Divestment and the need for moral leadership on climate

On Monday, thousands of students and faculty at colleges, high schools, and even two middle schools across the nation walked out of class to reject the deadly climate denialism of the Trump administration and demand moral leadership from our institutions.
Tuesday, the need for that leadership became even more clear. Donald Trump signed executive actions that attempt to restart the Keystone XL and Dakota Access pipelines. He took this action despite clear opposition from people whose land, livelihoods, and communities will be devastated, climate scientists warning of disastrous climate impacts, and hundreds of thousands across the country who organized and protested to stop them.
This should not come as a surprise. Trump has invested heavily in both these pipelines (a spokesman says he has resolved these conflicts of interest, but refused to provide evidence). He’s also appointed Exxon Mobil CEO Rex Tillerson, along with a slew of climate deniers, billionaires, and white supremacists to his cabinet. At noon on Inauguration Day, all mentions of climate change (along with pages on civil rights and LGBTQ rights) disappeared from the White House website. And these actions are likely just the beginning. Trump’s poised to eliminate all federal climate regulations and throw out our commitments in the Paris Climate Accord.
Over the coming months, Trump and the GOP will continue to promote policies to bail out the fossil fuel industry. They are authorizing unnecessary dirty pipelines in order to enrich Big Oil executives who were, until this election, facing the slow decline of their industry. They want more money and more power to take people’s land. This will contaminate more water and sacrifice more lives.
In turbulent times here and around the world, institutions of higher education have played critical roles in standing up for rights and justice against authoritarian and repressive governments. Throughout our own history, Swarthmore has been a leader in social justice and stood up for what was right, even if it wasn’t popular. At this moment, colleges like Swarthmore must be the moral leaders our president is not, on climate justice, and on a range of social justice issues. We must be a moral anchor and a beacon of hope in these trying times.
Our $1.9 billion endowment is one of our most powerful tools for showing this moral leadership. By taking our investments out of the industry, we are saying it is wholly incompatible with our values as an institution. It isn’t about hurting share prices, but rather about stripping the fossil fuel industry of its social license to operate. We’ve already seen evidence that this is tremendously effective. five years ago, fossil fuel divestment was started right here on this campus. Today, the movement has divested $5 trillion.

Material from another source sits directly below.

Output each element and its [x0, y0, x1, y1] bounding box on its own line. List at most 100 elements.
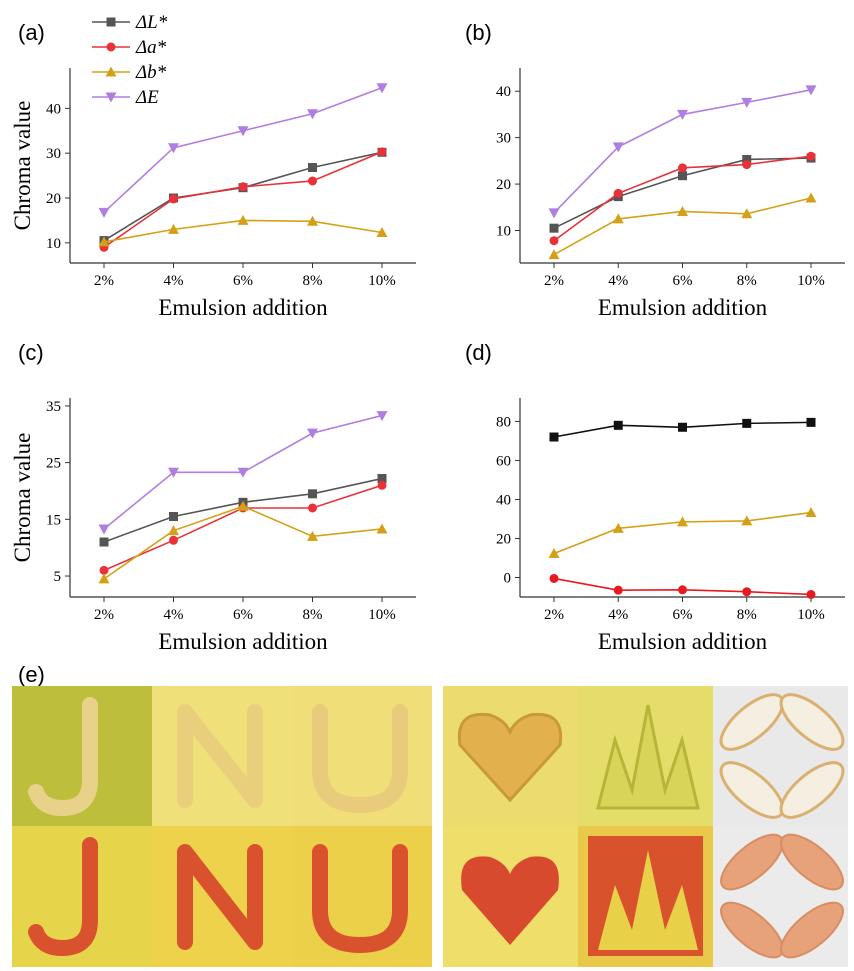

The fossil fuel industry’s response shows the movement’s success. In 2014, the Australian Coal Council tried to make divestment illegal because it was threatening their profits. The Alberta Oil Magazine warned executives “to ignore divestment at their own peril.” Last year, the Independent Petroleum Association of America began an extensive PR campaign called “Divestment Facts” to discourage administrations and students from supporting our movement. The morning of the national day of action, they urged students to #StayInClass. When the Board of Managers said “no” to divestment, the Independent Petroleum Association of America applauded the decision in the press. As this industry continues to partner with and profit from the Trump administration, it is past time that Swarthmore makes sure we are no longer applauded by the fossil fuel industry.
As Trump’s administration and the fossil fuel industry continue to push through policies that will put millions of lives on the line and threaten our future, it will be hard for us to show credible leadership when we are investing in the fossil fuel industry, in companies like Dakota Access that are trampling indigenous rights and in companies like Exxon that have been popularizing for decades the climate denialism that Trump espouses. We need to use every tool at our disposal to stand against this industry and this president. By divesting, we can make a powerful statement: this industry’s business model that profits off economic and racial injustice and that is wrecking the climate is incompatible with our values as an institution.
We know divestment cannot happen overnight, but there are steps we can take right now. Some of our endowment is held in separately-managed accounts. As Board Investments Committee Chair Chris Niemczewski said in the Spring 2015 Swarthmore Alumni Bulletin, with these funds, “it is easy for a client to come to the investment manager with specific needs or requests, such as for a fossil-free portfolio.” We also know that many of our other managers of more traditional commingled accounts have fossil-free options, meaning that to divest those accounts we just need to call the managers and ask them to transfer our money to one of their fossil free funds. This would avoid the major challenge to divest raised by the Board, which is that Swarthmore would need to switch our investment managers.
When the President of the United States is actively threatening communities and the very future of this planet, there is no room for neutrality. We must take prompt action and we must show leadership. The clearest, most powerful way to do that is by ending our investments in the fossil fuel industry. Next Wednesday, Mountain Justice are meeting with President Smith and we look forward to working with her and the Board to take some of these common sense steps to stop our support of this industry.